Alternatively, you can clone the repository from git's \`main\` branch:
\`\`\`shell
$ git clone https://github.com/deepmind/android_env/
$ cd android_env
$ python3 setup.py install
\`\`\`
Update: the environment now runs on Windows, but please keep in mind that this
option is not well-maintained or widely supported, as Unix-based systems are the
primary target platforms of this project.
### Create a simulator
Before running the environment, you will need access to an emulated Android
device. For instructions on creating a virtual Android device, see the
[Emulator guide](docs/emulator_guide.md).
### Define a task
Then, you will want to define what the agent's *task* is. At this point, the
agent will be able to communicate with the emulated device, but it will not yet
have an objective, or access to signals such as rewards or RL episode ends.
Learn [how to define an RL task](docs/tasks_guide.md) of your own, or use one of
the [existing task definitions](docs/example_tasks.md) for training.
### Load and run
To find out how to run and train agents on AndroidEnv, see these
[detailed instructions](docs/instructions.md).
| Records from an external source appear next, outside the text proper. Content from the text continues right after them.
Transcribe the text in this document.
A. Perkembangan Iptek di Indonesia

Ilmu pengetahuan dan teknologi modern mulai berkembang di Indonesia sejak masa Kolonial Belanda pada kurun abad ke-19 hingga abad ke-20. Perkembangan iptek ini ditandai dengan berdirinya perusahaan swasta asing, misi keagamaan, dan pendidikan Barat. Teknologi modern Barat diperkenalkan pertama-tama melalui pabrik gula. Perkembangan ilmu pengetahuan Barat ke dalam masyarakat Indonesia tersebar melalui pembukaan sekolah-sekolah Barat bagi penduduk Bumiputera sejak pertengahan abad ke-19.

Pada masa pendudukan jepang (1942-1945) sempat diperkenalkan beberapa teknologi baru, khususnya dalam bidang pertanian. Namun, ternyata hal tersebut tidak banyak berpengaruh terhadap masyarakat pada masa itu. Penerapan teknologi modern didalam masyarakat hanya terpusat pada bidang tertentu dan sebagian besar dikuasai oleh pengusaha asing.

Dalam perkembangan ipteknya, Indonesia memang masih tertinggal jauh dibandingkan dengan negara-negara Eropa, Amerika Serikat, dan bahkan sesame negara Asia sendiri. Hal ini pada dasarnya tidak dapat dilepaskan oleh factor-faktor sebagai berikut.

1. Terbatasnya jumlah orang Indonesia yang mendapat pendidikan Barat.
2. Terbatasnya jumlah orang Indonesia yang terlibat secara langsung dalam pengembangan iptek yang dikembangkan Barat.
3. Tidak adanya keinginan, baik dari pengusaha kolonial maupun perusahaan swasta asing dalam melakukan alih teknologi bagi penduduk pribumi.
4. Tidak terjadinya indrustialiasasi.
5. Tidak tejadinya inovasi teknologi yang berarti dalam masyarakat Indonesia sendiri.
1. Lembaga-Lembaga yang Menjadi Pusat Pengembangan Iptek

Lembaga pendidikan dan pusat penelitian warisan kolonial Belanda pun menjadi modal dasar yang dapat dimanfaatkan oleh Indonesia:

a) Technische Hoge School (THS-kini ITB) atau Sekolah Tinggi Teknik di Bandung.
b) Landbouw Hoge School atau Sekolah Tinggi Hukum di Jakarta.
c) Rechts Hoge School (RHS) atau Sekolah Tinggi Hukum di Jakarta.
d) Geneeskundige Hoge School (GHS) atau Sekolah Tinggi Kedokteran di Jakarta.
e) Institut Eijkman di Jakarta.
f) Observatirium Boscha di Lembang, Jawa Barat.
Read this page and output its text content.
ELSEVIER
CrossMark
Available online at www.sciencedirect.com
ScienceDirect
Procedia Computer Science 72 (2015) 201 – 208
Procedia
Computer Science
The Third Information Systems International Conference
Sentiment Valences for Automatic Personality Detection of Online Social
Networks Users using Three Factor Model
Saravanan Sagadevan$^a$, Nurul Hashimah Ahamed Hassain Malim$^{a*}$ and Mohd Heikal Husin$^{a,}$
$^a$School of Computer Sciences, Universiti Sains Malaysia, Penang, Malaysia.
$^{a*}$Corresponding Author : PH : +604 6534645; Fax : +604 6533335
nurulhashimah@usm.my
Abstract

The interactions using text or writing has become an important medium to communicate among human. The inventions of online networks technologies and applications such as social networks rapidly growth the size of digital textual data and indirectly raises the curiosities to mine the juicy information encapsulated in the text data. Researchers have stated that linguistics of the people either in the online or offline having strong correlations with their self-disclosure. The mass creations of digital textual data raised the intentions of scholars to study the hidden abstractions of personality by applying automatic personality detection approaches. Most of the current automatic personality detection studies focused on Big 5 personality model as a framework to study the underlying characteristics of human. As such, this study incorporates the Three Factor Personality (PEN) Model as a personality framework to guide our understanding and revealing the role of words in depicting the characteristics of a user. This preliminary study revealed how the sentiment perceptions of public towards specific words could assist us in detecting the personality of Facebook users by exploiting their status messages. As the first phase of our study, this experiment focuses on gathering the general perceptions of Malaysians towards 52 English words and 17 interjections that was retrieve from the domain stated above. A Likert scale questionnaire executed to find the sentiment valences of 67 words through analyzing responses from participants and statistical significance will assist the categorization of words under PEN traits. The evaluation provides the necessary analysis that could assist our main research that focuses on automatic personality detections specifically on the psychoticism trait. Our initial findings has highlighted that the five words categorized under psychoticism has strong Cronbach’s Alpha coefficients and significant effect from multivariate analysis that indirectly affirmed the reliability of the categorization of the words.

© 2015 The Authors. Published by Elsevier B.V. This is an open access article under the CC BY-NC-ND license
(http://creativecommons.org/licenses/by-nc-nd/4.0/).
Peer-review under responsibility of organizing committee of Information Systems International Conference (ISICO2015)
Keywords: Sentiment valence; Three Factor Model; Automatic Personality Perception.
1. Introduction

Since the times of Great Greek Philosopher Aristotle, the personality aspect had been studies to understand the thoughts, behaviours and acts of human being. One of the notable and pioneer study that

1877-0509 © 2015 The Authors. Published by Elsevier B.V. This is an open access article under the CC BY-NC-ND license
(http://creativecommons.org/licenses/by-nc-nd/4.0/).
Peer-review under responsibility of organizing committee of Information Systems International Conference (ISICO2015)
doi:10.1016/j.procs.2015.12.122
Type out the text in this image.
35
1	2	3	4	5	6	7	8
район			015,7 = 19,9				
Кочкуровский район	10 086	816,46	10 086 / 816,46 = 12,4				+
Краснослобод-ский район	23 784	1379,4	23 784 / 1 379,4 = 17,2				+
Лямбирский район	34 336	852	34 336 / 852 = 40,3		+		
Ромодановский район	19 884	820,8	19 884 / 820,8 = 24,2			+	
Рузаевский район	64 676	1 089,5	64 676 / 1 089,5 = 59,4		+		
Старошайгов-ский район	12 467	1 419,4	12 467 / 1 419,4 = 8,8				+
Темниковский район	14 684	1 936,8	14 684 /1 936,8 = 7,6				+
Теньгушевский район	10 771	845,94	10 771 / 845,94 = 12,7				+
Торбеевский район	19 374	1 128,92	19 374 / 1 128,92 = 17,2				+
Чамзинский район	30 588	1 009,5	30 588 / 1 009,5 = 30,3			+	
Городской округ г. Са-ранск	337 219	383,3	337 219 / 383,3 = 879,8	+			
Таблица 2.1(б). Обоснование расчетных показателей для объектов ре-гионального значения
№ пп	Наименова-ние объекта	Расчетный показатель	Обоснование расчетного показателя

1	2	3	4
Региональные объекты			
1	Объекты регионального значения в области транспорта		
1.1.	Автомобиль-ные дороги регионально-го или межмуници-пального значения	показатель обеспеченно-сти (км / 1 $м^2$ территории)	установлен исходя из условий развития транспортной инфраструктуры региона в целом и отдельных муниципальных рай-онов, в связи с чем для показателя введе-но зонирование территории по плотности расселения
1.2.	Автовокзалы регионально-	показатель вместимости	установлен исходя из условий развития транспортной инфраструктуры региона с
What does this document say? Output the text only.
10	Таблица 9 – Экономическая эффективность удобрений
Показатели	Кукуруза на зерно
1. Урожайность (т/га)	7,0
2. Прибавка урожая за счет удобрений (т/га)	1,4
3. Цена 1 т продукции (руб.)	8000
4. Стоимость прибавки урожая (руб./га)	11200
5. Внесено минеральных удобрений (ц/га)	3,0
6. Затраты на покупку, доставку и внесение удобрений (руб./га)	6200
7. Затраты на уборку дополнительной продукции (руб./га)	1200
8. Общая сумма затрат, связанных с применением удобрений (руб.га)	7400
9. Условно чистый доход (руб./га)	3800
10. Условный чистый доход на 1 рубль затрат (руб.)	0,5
Here you can also find example
scripts demonstrating how to run a random agent, an
[acme](https://github.com/deepmind/acme) agent, or a human agent on AndroidEnv.
## About
This library is developed and maintained by [DeepMind](http://deepmind.com). \
You can find the [technical report](https://arxiv.org/abs/2105.13231) on Arxiv,
as well as an introductory
[blog
post](https://www.deepmind.com/publications/androidenv-the-android-learning-environment)
on DeepMind's website.
If you use AndroidEnv in your research, you can cite the paper using the
following BibTeX:
\`\`\`
@article\{ToyamaEtAl2021AndroidEnv,
title = \{\{AndroidEnv\}: A Reinforcement Learning Platform for Android\},
author = \{Daniel Toyama and Philippe Hamel and Anita Gergely and
Gheorghe Comanici and Amelia Glaese and Zafarali Ahmed and Tyler
Jackson and Shibl Mourad and Doina Precup\},
year = \{2021\},
eprint = \{2105.13231\},
archivePrefix = \{arXiv\},
primaryClass = \{cs.LG\},
volume = \{abs/2105.13231\},
url = \{http://arxiv.org/abs/2105.13231\},
\}
\`\`\`
Disclaimer: This is not an official Google product.